Transcription Factor Binding Sites

ENCODE chromatin immunoprecipitation followed by sequencing (ChIP-seq) data on transcription factor binding were downloaded from UCSC Genome Browser. We subsequently restricted all data to experiments carried out in the hematopoietic-derived K562 cells.

MFN2 Luciferase Assays

DNA from two PRAX1 study subjects homozygous for C or T at SNP rs3766744 was used as a template for amplifying two regions surrounding this SNP: (1) a 655 bp region (chr1: 12,043,332–12,043,986, hg19) was amplified with primers 5′-GTTAGCCAGGATGGTCTCGAAC-3′ and 5′-AACTTGCAAGCTGAGATTCCAC-3′, and (2) a 1,928 bp region (chr1: 12,042,341–12,044,268, hg19) was amplified with primers 5′-TTCGCTGGTTGCTTAGAGAG-3′ and 5′-AAGTTCCCTGCCATCAGAAG-3′. The amplified fragments were then cloned upstream of a basal promoter in the pGL4.28-luc vector (Promega). A total of four vectors were produced: MFN2:655(C)-Luc, MFN2:665(T)-Luc, MFN2:1928(C)-Luc, and MFN2:1928(T)-Luc. 2 μg of a MFN2-Luc vector was transfected along with 0.5 μg CMV-β-gal-expressing plasmid into 5 × 105 K562 cells. 24 hr after transfection, lysates were measured for luciferase activity on a FLUOstar OPTIMA plate reader (BMG Labtech) and β-gal activity with a beta-Galactosidase Assay Kit (ThermoFisher). Results are expressed as a ratio of luciferase activity normalized to β-gal activity.

Statistical Analyses

Statistical analyses were conducted with R statistical software. To evaluate the significance of differences in the distribution of eQTL peaks between platelets and GTEx tissues, we performed the Grubbs single-outlier test on the proportion of eQTL peaks mapping into the gene body by using the “grubbs.test” function from the “outliers” R package. We used Spearman’s rank correlation to assess significance between the exon 2b inclusion rate and rs1474868 allele dosage. We used Mann-Whitney tests as implemented in the “wilcox.test” R function to evaluate significance of differential luciferase activity. We used the LDlink online tool to assess linkage disequilibrium. To best represent our study cohort, we restricted linkage-disequilibrium calculations to the 1000 Genomes populations ASW (Americans of African ancestry in southwest USA) and CEU (Utah residents with ancestry from northern and western Europe from the CEPH collection).
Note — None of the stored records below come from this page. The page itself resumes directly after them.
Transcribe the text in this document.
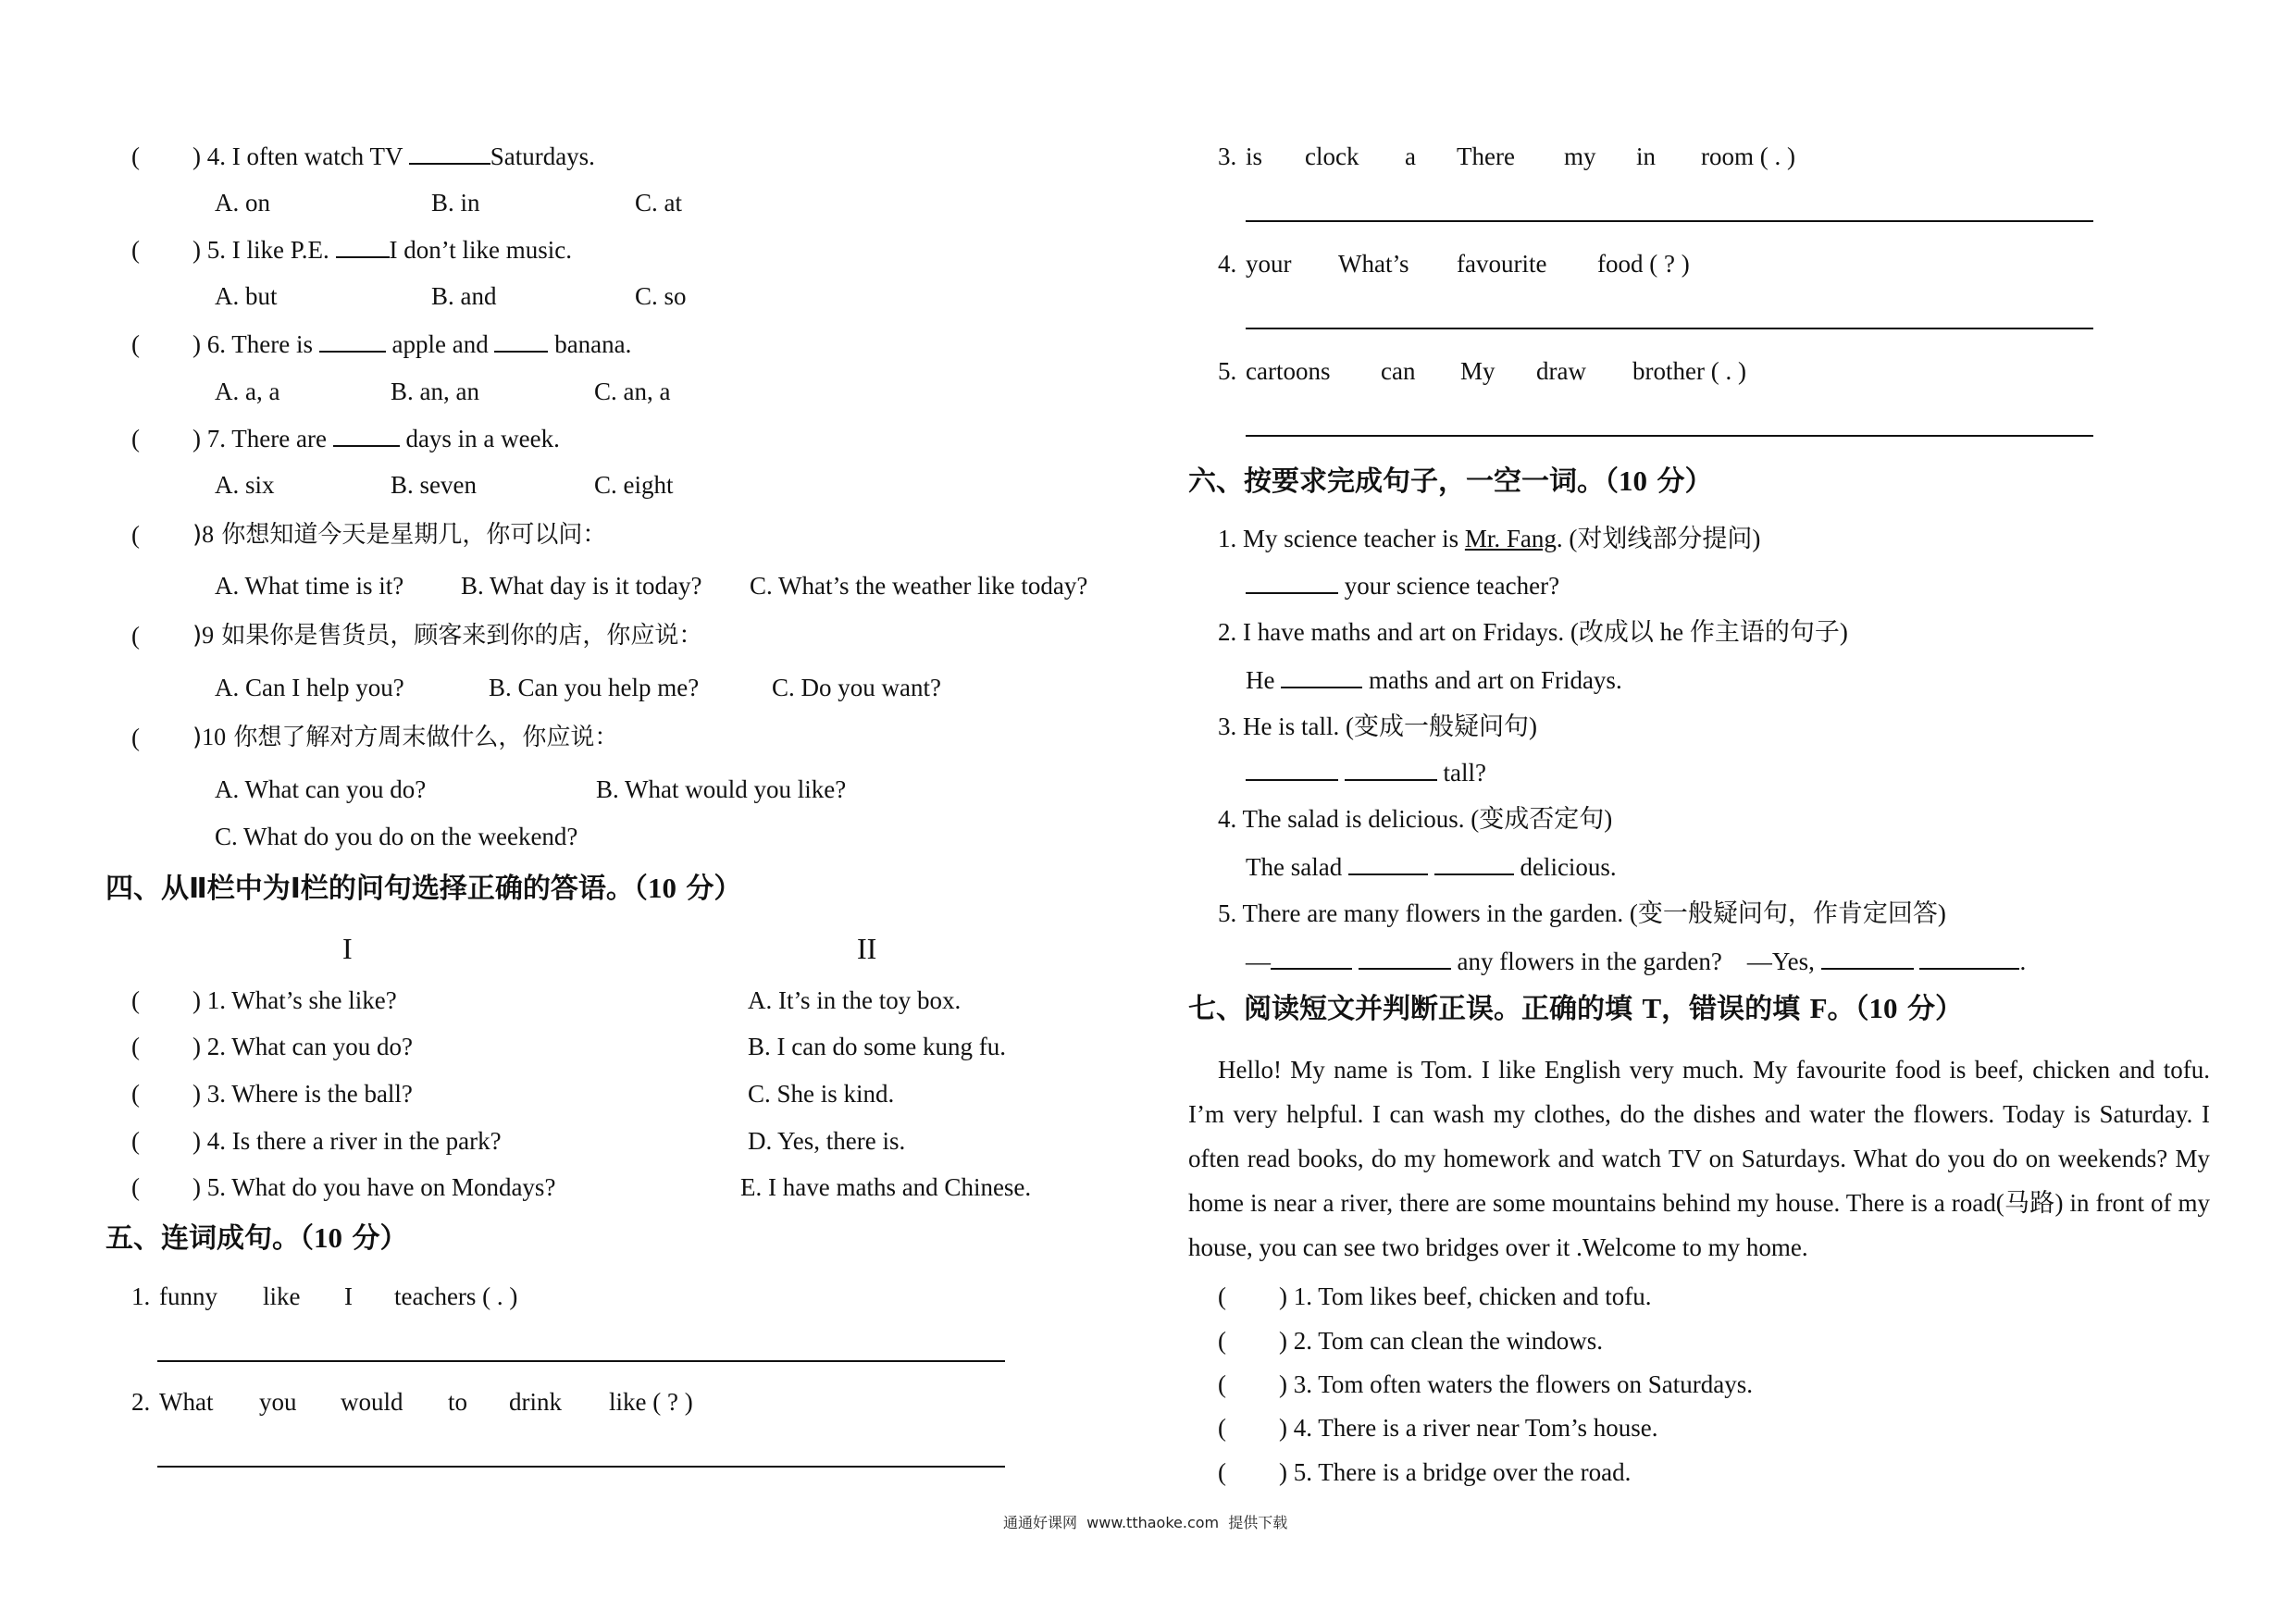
( ) 4. I often watch TV	Saturdays.
A. on	B. in	C. at
( ) 5. I like P.E. I don’t like music.
A. but	B. and	C. so
( ) 6. There is	apple and	banana.
A. a, a	B. an, an	C. an, a
( ) 7. There are	days in a week.
A. six	B. seven	C. eight
( )8 你想知道今天是星期几，你可以问：
A. What time is it? B. What day is it today? C. What’s the weather like today?
( )9 如果你是售货员，顾客来到你的店，你应说：
A. Can I help you?	B. Can you help me?	C. Do you want?
( )10 你想了解对方周末做什么，你应说：
A. What can you do?	B. What would you like?
C. What do you do on the weekend?
四、从Ⅱ栏中为Ⅰ栏的问句选择正确的答语。（10 分）
I	II
( ) 1. What’s she like?	A. It’s in the toy box.
( ) 2. What can you do?	B. I can do some kung fu.
( ) 3. Where is the ball?	C. She is kind.
( ) 4. Is there a river in the park?	D. Yes, there is.
( ) 5. What do you have on Mondays?	E. I have maths and Chinese.
五、连词成句。（10 分）
1. funny like I teachers ( . )
2. What you would to drink like ( ? )
3. is clock a There my in room ( . )
4. your What’s favourite food ( ? )
5. cartoons can My draw brother ( . )
六、按要求完成句子，一空一词。（10 分）
1. My science teacher is Mr. Fang. (对划线部分提问)
your science teacher?
2. I have maths and art on Fridays. (改成以 he 作主语的句子)
He	maths and art on Fridays.
3. He is tall. (变成一般疑问句)
tall?
4. The salad is delicious. (变成否定句)
The salad	delicious.
5. There are many flowers in the garden. (变一般疑问句，作肯定回答)
—	any flowers in the garden? —Yes,	.
七、阅读短文并判断正误。正确的填 T，错误的填 F。（10 分）
Hello! My name is Tom. I like English very much. My favourite food is beef, chicken and tofu. I’m very helpful. I can wash my clothes, do the dishes and water the flowers. Today is Saturday. I often read books, do my homework and watch TV on Saturdays. What do you do on weekends? My home is near a river, there are some mountains behind my house. There is a road(马路) in front of my house, you can see two bridges over it .Welcome to my home.
( ) 1. Tom likes beef, chicken and tofu.
( ) 2. Tom can clean the windows.
( ) 3. Tom often waters the flowers on Saturdays.
( ) 4. There is a river near Tom’s house.
( ) 5. There is a bridge over the road.
通通好课网  www.tthaoke.com  提供下载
We used a multiple-linear-regression framework implemented in the R “aov” function to evaluate the significance of the association among platelet count, the rs3766744 genotype, and MFN2 expression levels in the PRAX1 study data. For the rs3766744 variant, the model explained platelet count by using rs3766744 allele dosage after accounting for the marginally significant covariates body mass index, gender, and self-identified ethnicity. For MFN2 expression levels, the model explained platelet count by using MFN2 expression levels after accounting for the same covariates.

Results

Two-Pass cis eQTL Mapping Identifies 612 Platelet eGenes

The PRAX1 study profiled mRNA expression levels from platelets and genotypes of 154 healthy human subjects on array platforms.26 To decrease computational burden while increasing genetic resolution, we applied a two-pass strategy for mapping the landscape of human platelet cis eQTLs (see Material and Methods). 5,695 autosomal commonly expressed platelet genes, as defined in Simon et al.,28 were used in the analysis. We identified a total of 44,940 significant eQTLs (p < 1e−6) implicated in expression association with 612 unique genes, termed platelet eGenes. The rates of the number of eGenes per gene tested and significant eQTLs per eGene were comparable to those of other studies with similar sample sizes (Figure S2). Figure 1 presents the distribution of the strongest association p values for each eGene across the 22 autosomal chromosomes tested. To assess how many eQTLs contribute to the association signal of an eGene, we performed conditional eQTL analysis. 560 (92%) eGenes did not contain any significant eQTLs after we accounted for the eQTL peak, indicating that most platelet eGenes are regulated by a single genetic signal. The MatrixEQTL output for all 612 platelet eGenes is contained in Table S1. These results can be interactively queried on our Plateletomics website (see Web Resources).

Figure 1.

Figure 1

Genome-wide View of Platelet eGenes

The y axis shows maximum −log10 p values of eQTLs for 612 platelet eGenes. The x axis corresponds to ordering along 22 autosomal chromosomes. The top 40 eGene symbols have been added to the plot. Color coding of points and backgrounds is used to help separate chromosomes visually.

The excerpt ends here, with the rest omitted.